When people think about visiting ‘the HR section’ of their intranet, they probably want to find some specific answer to an employment query, find a specific topic within a policy, or actually request holiday via the ‘self-serve’ system.
If these are the common ‘use-cases’ for the HR section of the intranet, then the site needs to be set-up and presented to help employees get to what they need. It’s about configuring and designing the HR intranet site to be a showroom for everything offered, and making it a slick enough experience so that people can easily complete the tasks they came do.
But what about encouraging and supporting collaboration within the HR department? Having defined the audience for and the purpose of the HR intranet section, it’s not appropriate to use the same section for departmental collaboration and HR-only communications. A second intranet section is needed, just for HR people – a workshop section for the HR department.
For any department that has work to get done and needs to communicate and support colleagues outside of their department, two intranet sections / sites are needed:
- Showroom – the easy-to-access site, with a nice landing page and all the information, tools, documents, and organisation-wide news, for every employee.
- Workshop – the private or open collaborative site that’s about getting things done, processing, talking with department colleagues, and managing the department, for department people (and authorised collaborators) only.
It’s all about the audience
The employees within your department and those without have different expectations and needs. Trying to satisfy both audiences will create a mess of an intranet site and confusion. It’s just not efficient to attempt to serve such diverse audiences from one place – it’s too easy for contributors to publish sensitive material to the whole organisation. It’s too much admin to maintain proper information management without clear separation.
Combining department-only material with business-critical communications and policies will only increase the noise to signal ratio for visitors. Covering the two diverse audiences means satisfying neither.
Having two sections / sites for each department should cause little extra work and no confusion for department members. A department member should be able to find their collaborative workshop site simply by visiting the showroom site and clicking on the ‘Team Site’ (or whatever) link – and gaining immediate access. This link doesn’t even need to appear for non-members (and if it does, it can bar entry).
Some organisations have a very open culture, and so collaborative sites could be configured to be accessible to non-members – it’s your choice.
It’s all about the purpose
People outside your department need to know what your teams can do for them. But those ‘Welcome to our site, here’s our mission statement’ vanity pages aren’t helping anybody. Your showroom department site should be task-focused – helping visitors get things done. You can still share news, views, good practices and guidance, but remember people are looking for specific guidance that addresses specific scenarios that affect them, not you.
All of this is true for your members-only collaborative workshop too, but inside you also get to talk about department specific news, changes, and good practices. Because you know the audience, because it’s bounded by your department (and authorised, invited collaborators) you can talk more frankly about matters that are only of interest to your direct colleagues. You can collaborate on (secret squirrel) changes, new processes, and department management issues. Members can comment upon documents, pages, and blogs and know that only direct colleagues will see their chats.
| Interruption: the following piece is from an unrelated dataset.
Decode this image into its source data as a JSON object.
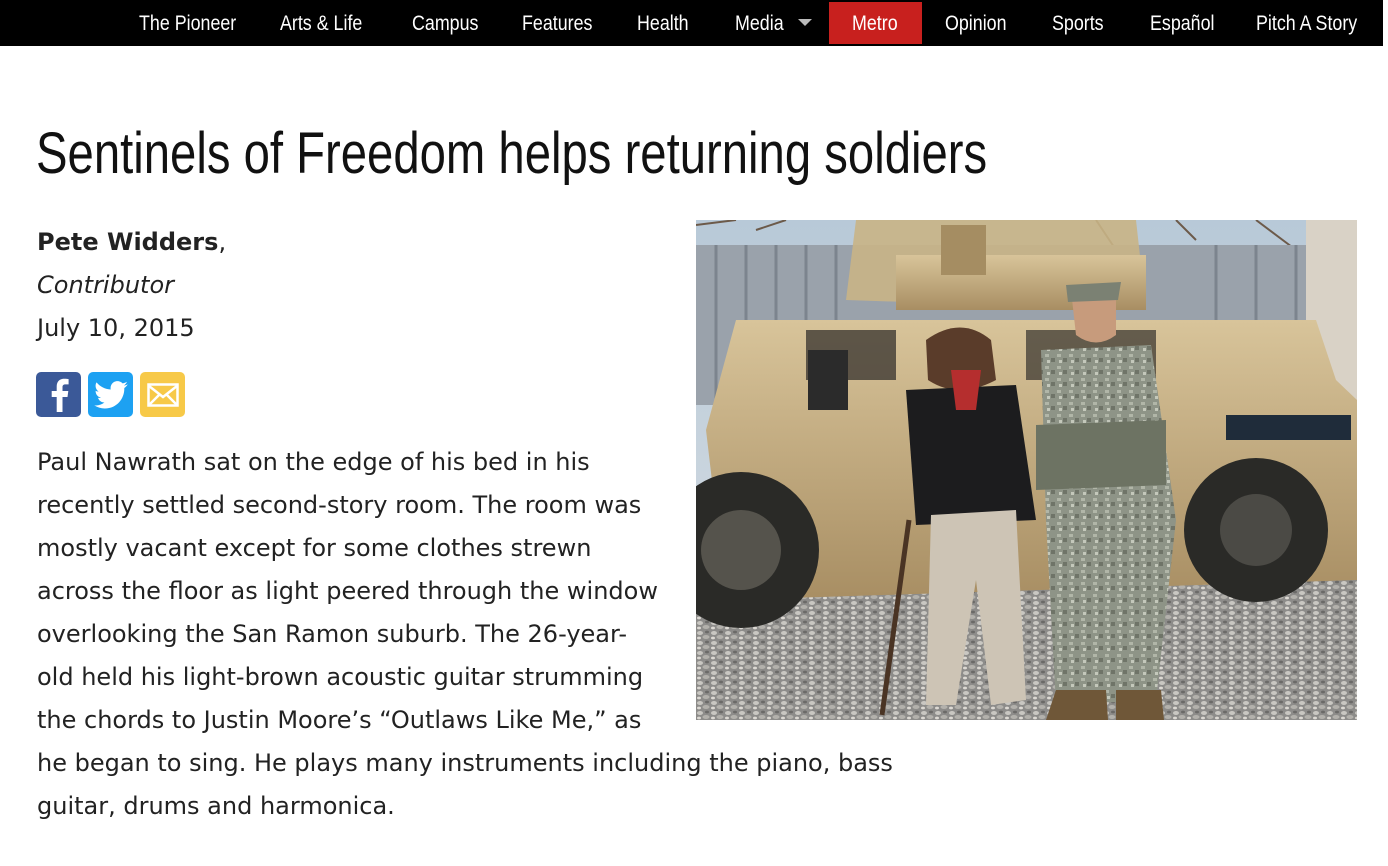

The showroom is about supporting the work of others – across the organisation. The showroom can offer content, services, and systems from other departments too; for example, the expenses system should be accessible from the HR, Finance, and IT showroom sites, even if it’s ‘owned’ by Finance.
The collaborative workshop is about the day-to-day stuff – talking with direct colleagues, processing requests and changes, arranging team meetings, and tracking internal projects.
Five key things
- You need two departmental intranet sections / sites because you have two distinct audience groups: internal customers and departmental colleagues
- Your showroom material might be combined with other departments’ showroom material – like when there’s a central policy library.
- Your showroom section needs to have a clear and simple landing page with easy navigation.
- Ask your internal customers what they really need from your department and use this feedback to design your showroom section.
- Establish the top five reasons someone would visit your departmental site, and order your content and navigation accordingly.